Par Delphine Froment
Publié le 27/10/2016 • modifié le 08/04/2020 • Durée de lecture : 10 minutes

Source : Leila Tarazi Fawaz, A Land of Aching Hearts. The Middle East in the Great War,
Cambridge, London, Harvard University Press, 2014.

Mais si l’histoire s’est longtemps proposée d’éclairer les enjeux géopolitiques que représente cet espace pour les puissances européennes entre 1914 et 1918, il est aujourd’hui nécessaire de désoccidentaliser la perspective et de recentrer notre regard sur la région du Moyen-Orient en nous intéressant aux populations locales qui ont, elles aussi, vécu la guerre au quotidien. En effet, la Première Guerre mondiale est, autant qu’en Europe, un véritable traumatisme pour le Moyen-Orient, au point qu’au Liban, avant que la guerre civile n’éclate en 1975, on considérait cet événement comme le plus tragique jamais arrivé dans la région (1). Au-delà des séquelles politiques que laisse le conflit (« révolte arabe », chute de l’Empire ottoman…), ces quatre années apparaissent également comme un bouleversement pour les sociétés moyen-orientales ; l’historienne Leila Tarazi Fawaz explique comment la présence de soldats étrangers et l’ampleur inédite du mélange d’individus venus de tous les coins du monde ont non seulement largement affecté les identités locales et reconfiguré la géopolitique de la région dans l’entre-deux-guerres, mais ont également contribué à l’évolution des représentations et des modes de vie, de manière parfois contradictoire – ouverture à la nouveauté, à la modernité et même à l’avant-garde ou, en réaction, réancrage dans la tradition (2). La Première Guerre mondiale apparaît ainsi comme le berceau des reconfigurations et redéfinitions sociales et politiques d’après-guerres ; et il est indispensable d’en comprendre les effets immédiats sur le quotidien moyen-oriental pour mieux appréhender l’histoire de la région et son évolution dans l’entre-deux-guerres.

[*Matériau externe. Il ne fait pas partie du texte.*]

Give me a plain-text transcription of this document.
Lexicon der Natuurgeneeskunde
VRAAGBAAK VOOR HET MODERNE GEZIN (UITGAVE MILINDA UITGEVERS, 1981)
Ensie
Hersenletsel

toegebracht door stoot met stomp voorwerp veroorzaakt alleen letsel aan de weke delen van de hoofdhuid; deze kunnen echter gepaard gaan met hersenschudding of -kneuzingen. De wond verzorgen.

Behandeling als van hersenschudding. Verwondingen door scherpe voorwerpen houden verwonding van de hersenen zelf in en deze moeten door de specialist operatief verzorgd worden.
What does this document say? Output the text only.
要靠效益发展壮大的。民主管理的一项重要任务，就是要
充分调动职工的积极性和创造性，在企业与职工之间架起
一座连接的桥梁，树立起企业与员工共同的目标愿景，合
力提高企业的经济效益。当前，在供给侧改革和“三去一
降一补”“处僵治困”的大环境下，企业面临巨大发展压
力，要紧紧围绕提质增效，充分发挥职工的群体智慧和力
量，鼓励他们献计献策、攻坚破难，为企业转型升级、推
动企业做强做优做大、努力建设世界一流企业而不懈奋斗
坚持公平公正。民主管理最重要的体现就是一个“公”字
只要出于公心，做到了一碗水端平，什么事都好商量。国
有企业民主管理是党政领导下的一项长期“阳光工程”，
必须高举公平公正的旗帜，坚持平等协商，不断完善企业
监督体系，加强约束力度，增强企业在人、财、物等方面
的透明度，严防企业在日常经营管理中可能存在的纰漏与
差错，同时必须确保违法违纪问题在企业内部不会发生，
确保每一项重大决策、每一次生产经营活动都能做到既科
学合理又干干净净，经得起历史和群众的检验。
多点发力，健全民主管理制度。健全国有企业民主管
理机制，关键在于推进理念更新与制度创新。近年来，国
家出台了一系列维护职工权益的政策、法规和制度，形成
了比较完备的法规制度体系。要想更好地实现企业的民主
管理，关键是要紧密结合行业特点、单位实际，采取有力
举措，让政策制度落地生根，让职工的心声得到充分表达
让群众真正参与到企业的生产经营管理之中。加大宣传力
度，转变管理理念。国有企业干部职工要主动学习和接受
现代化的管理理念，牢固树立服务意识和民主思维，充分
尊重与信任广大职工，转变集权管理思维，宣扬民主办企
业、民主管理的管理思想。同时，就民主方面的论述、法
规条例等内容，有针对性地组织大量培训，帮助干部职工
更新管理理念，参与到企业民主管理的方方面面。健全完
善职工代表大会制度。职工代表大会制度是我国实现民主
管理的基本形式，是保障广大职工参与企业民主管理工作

Retour sur l’expérience de ces « héros de tous les jours » (3), soldats et civils, qui ont vécu durant la Grande Guerre, et ont dû subir ou su tirer profit des nouveaux impératifs imposés par le conflit, et ont tenté d’y survivre par des moyens extrêmement variés.

Dans ce premier article, nous verrons que, tant pour les soldats mobilisés dans le conflit, que pour les civils restés en arrière, la guerre est porteuse d’une grande misère collective.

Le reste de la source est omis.